Search code examples
phptextcount

PHP count and seperate text from text file


Let's say inside the text file is this information:

<Amanda> Hi there, how are you?
<Jack> Hi, im fine 
.
.
.
.
<Jack> see you later

I want to count the words each user have said the output should be for example like this

Amanda: 50
Jack: 40

First I want to not count the <Amanda> or <Jack> and next I want to count every words they said and insert it to variables Amanda and Jack

This is what I have done

    $usercount1 = 0;
    $usercount2 = 0;  

    //Opens a file in read mode  
    $file = fopen("logfile.txt", "r");  
    //Gets each line till end of file is reached  
    while (($line = fgets($file)) !== false) {  
        //Splits each line into words
        $words = explode(" ", $line);  
        $words = explode("<Amanda>", $line);  
        //Counts each word  
        $usercount1 = $usercount1 + count($words);  
    }

    while (($line = fgets($file)) !== false) {  
        //Splits each line into words  
        $words = explode(" ", $line);
        //Counts each word  
        $usercount2 = $usercount2 + count($words);  
    } 

Solution

  • I would go a more general approach. This way you can analyze all users. Using a blacklist, just exclude them.

    • First go through all the lines and match for username and text.
    • Rebuild data structure by iterating and counting up using a blacklist.

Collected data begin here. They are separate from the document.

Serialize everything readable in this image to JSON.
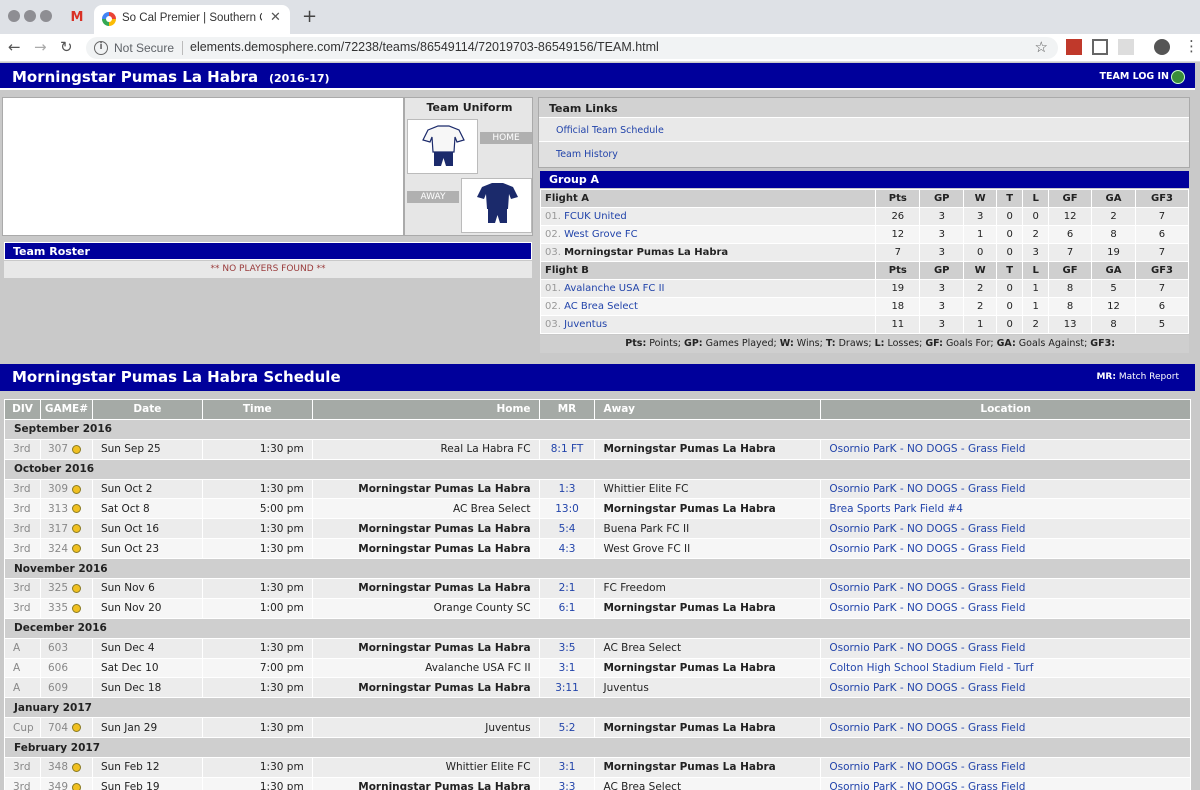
{
  "browser": {
    "tab_title": "So Cal Premier | Southern Cali",
    "security_label": "Not Secure",
    "url": "elements.demosphere.com/72238/teams/86549114/72019703-86549156/TEAM.html"
  },
  "header": {
    "team_name": "Morningstar Pumas La Habra",
    "season": "(2016-17)",
    "login_label": "TEAM LOG IN"
  },
  "uniform": {
    "title": "Team Uniform",
    "home_label": "HOME",
    "away_label": "AWAY"
  },
  "roster": {
    "title": "Team Roster",
    "empty_text": "** NO PLAYERS FOUND **"
  },
  "team_links": {
    "title": "Team Links",
    "items": [
      "Official Team Schedule",
      "Team History"
    ]
  },
  "standings": {
    "group_title": "Group A",
    "columns": [
      "Pts",
      "GP",
      "W",
      "T",
      "L",
      "GF",
      "GA",
      "GF3"
    ],
    "flights": [
      {
        "name": "Flight A",
        "rows": [
          {
            "rank": "01.",
            "team": "FCUK United",
            "vals": [
              "26",
              "3",
              "3",
              "0",
              "0",
              "12",
              "2",
              "7"
            ]
          },
          {
            "rank": "02.",
            "team": "West Grove FC",
            "vals": [
              "12",
              "3",
              "1",
              "0",
              "2",
              "6",
              "8",
              "6"
            ]
          },
          {
            "rank": "03.",
            "team": "Morningstar Pumas La Habra",
            "vals": [
              "7",
              "3",
              "0",
              "0",
              "3",
              "7",
              "19",
              "7"
            ]
          }
        ]
      },
      {
        "name": "Flight B",
        "rows": [
          {
            "rank": "01.",
            "team": "Avalanche USA FC II",
            "vals": [
              "19",
              "3",
              "2",
              "0",
              "1",
              "8",
              "5",
              "7"
            ]
          },
          {
            "rank": "02.",
            "team": "AC Brea Select",
            "vals": [
              "18",
              "3",
              "2",
              "0",
              "1",
              "8",
              "12",
              "6"
            ]
          },
          {
            "rank": "03.",
            "team": "Juventus",
            "vals": [
              "11",
              "3",
              "1",
              "0",
              "2",
              "13",
              "8",
              "5"
            ]
          }
        ]
      }
    ],
    "legend_html": "<b>Pts:</b> Points; <b>GP:</b> Games Played; <b>W:</b> Wins; <b>T:</b> Draws; <b>L:</b> Losses; <b>GF:</b> Goals For; <b>GA:</b> Goals Against; <b>GF3:</b>"
  },
  "schedule": {
    "title": "Morningstar Pumas La Habra Schedule",
    "mr_note_key": "MR:",
    "mr_note_val": "Match Report",
    "columns": [
      "DIV",
      "GAME#",
      "Date",
      "Time",
      "Home",
      "MR",
      "Away",
      "Location"
    ],
    "months": [
      {
        "label": "September 2016",
        "games": [
          {
            "div": "3rd",
            "game": "307",
            "ball": true,
            "date": "Sun Sep 25",
            "time": "1:30 pm",
            "home": "Real La Habra FC",
            "mr": "8:1 FT",
            "away": "Morningstar Pumas La Habra",
            "loc": "Osornio ParK - NO DOGS - Grass Field",
            "homeBold": false
          }
        ]
      },
      {
        "label": "October 2016",
        "games": [
          {
            "div": "3rd",
            "game": "309",
            "ball": true,
            "date": "Sun Oct 2",
            "time": "1:30 pm",
            "home": "Morningstar Pumas La Habra",
            "mr": "1:3",
            "away": "Whittier Elite FC",
            "loc": "Osornio ParK - NO DOGS - Grass Field",
            "homeBold": true
          },
          {
            "div": "3rd",
            "game": "313",
            "ball": true,
            "date": "Sat Oct 8",
            "time": "5:00 pm",
            "home": "AC Brea Select",
            "mr": "13:0",
            "away": "Morningstar Pumas La Habra",
            "loc": "Brea Sports Park Field #4",
            "homeBold": false
          },
          {
            "div": "3rd",
            "game": "317",
            "ball": true,
            "date": "Sun Oct 16",
            "time": "1:30 pm",
            "home": "Morningstar Pumas La Habra",
            "mr": "5:4",
            "away": "Buena Park FC II",
            "loc": "Osornio ParK - NO DOGS - Grass Field",
            "homeBold": true
          },
          {
            "div": "3rd",
            "game": "324",
            "ball": true,
            "date": "Sun Oct 23",
            "time": "1:30 pm",
            "home": "Morningstar Pumas La Habra",
            "mr": "4:3",
            "away": "West Grove FC II",
            "loc": "Osornio ParK - NO DOGS - Grass Field",
            "homeBold": true
          }
        ]
      },
      {
        "label": "November 2016",
        "games": [
          {
            "div": "3rd",
            "game": "325",
            "ball": true,
            "date": "Sun Nov 6",
            "time": "1:30 pm",
            "home": "Morningstar Pumas La Habra",
            "mr": "2:1",
            "away": "FC Freedom",
            "loc": "Osornio ParK - NO DOGS - Grass Field",
            "homeBold": true
          },
          {
            "div": "3rd",
            "game": "335",
            "ball": true,
            "date": "Sun Nov 20",
            "time": "1:00 pm",
            "home": "Orange County SC",
            "mr": "6:1",
            "away": "Morningstar Pumas La Habra",
            "loc": "Osornio ParK - NO DOGS - Grass Field",
            "homeBold": false
          }
        ]
      },
      {
        "label": "December 2016",
        "games": [
          {
            "div": "A",
            "game": "603",
            "ball": false,
            "date": "Sun Dec 4",
            "time": "1:30 pm",
            "home": "Morningstar Pumas La Habra",
            "mr": "3:5",
            "away": "AC Brea Select",
            "loc": "Osornio ParK - NO DOGS - Grass Field",
            "homeBold": true
          },
          {
            "div": "A",
            "game": "606",
            "ball": false,
            "date": "Sat Dec 10",
            "time": "7:00 pm",
            "home": "Avalanche USA FC II",
            "mr": "3:1",
            "away": "Morningstar Pumas La Habra",
            "loc": "Colton High School Stadium Field - Turf",
            "homeBold": false
          },
          {
            "div": "A",
            "game": "609",
            "ball": false,
            "date": "Sun Dec 18",
            "time": "1:30 pm",
            "home": "Morningstar Pumas La Habra",
            "mr": "3:11",
            "away": "Juventus",
            "loc": "Osornio ParK - NO DOGS - Grass Field",
            "homeBold": true
          }
        ]
      },
      {
        "label": "January 2017",
        "games": [
          {
            "div": "Cup",
            "game": "704",
            "ball": true,
            "date": "Sun Jan 29",
            "time": "1:30 pm",
            "home": "Juventus",
            "mr": "5:2",
            "away": "Morningstar Pumas La Habra",
            "loc": "Osornio ParK - NO DOGS - Grass Field",
            "homeBold": false
          }
        ]
      },
      {
        "label": "February 2017",
        "games": [
          {
            "div": "3rd",
            "game": "348",
            "ball": true,
            "date": "Sun Feb 12",
            "time": "1:30 pm",
            "home": "Whittier Elite FC",
            "mr": "3:1",
            "away": "Morningstar Pumas La Habra",
            "loc": "Osornio ParK - NO DOGS - Grass Field",
            "homeBold": false
          },
          {
            "div": "3rd",
            "game": "349",
            "ball": true,
            "date": "Sun Feb 19",
            "time": "1:30 pm",
            "home": "Morningstar Pumas La Habra",
            "mr": "3:3",
            "away": "AC Brea Select",
            "loc": "Osornio ParK - NO DOGS - Grass Field",
            "homeBold": true
          }
        ]
      }
    ]
  }
}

    The blacklist is formatted like this, because finding keys is faster than finding values.

    $input = <<<'_TEXT'
    <Amanda> Hi there, how are you?
    <Jack> Hi, im fine
    <Jack> see you later
    <John> Hello World, my friends!
    <Daniel> Foo!
    _TEXT;
    preg_match_all('/^<([^>]+)>(.*?)$/m', $input, $matches);
    
    $blacklist = ['Amanda' => 1, 'Jack' => 1];
    $words = [];
    foreach ($matches[2] as $index => $match) {
        $user = $matches[1][$index];
        if (isset($blacklist[$user])) {
            continue;
        }
        $words[$user] = ($words[$user] ?? 0) + str_word_count($match);
    }
    print_r($words);
    
    Array
    (
        [John] => 4
        [Daniel] => 1
    )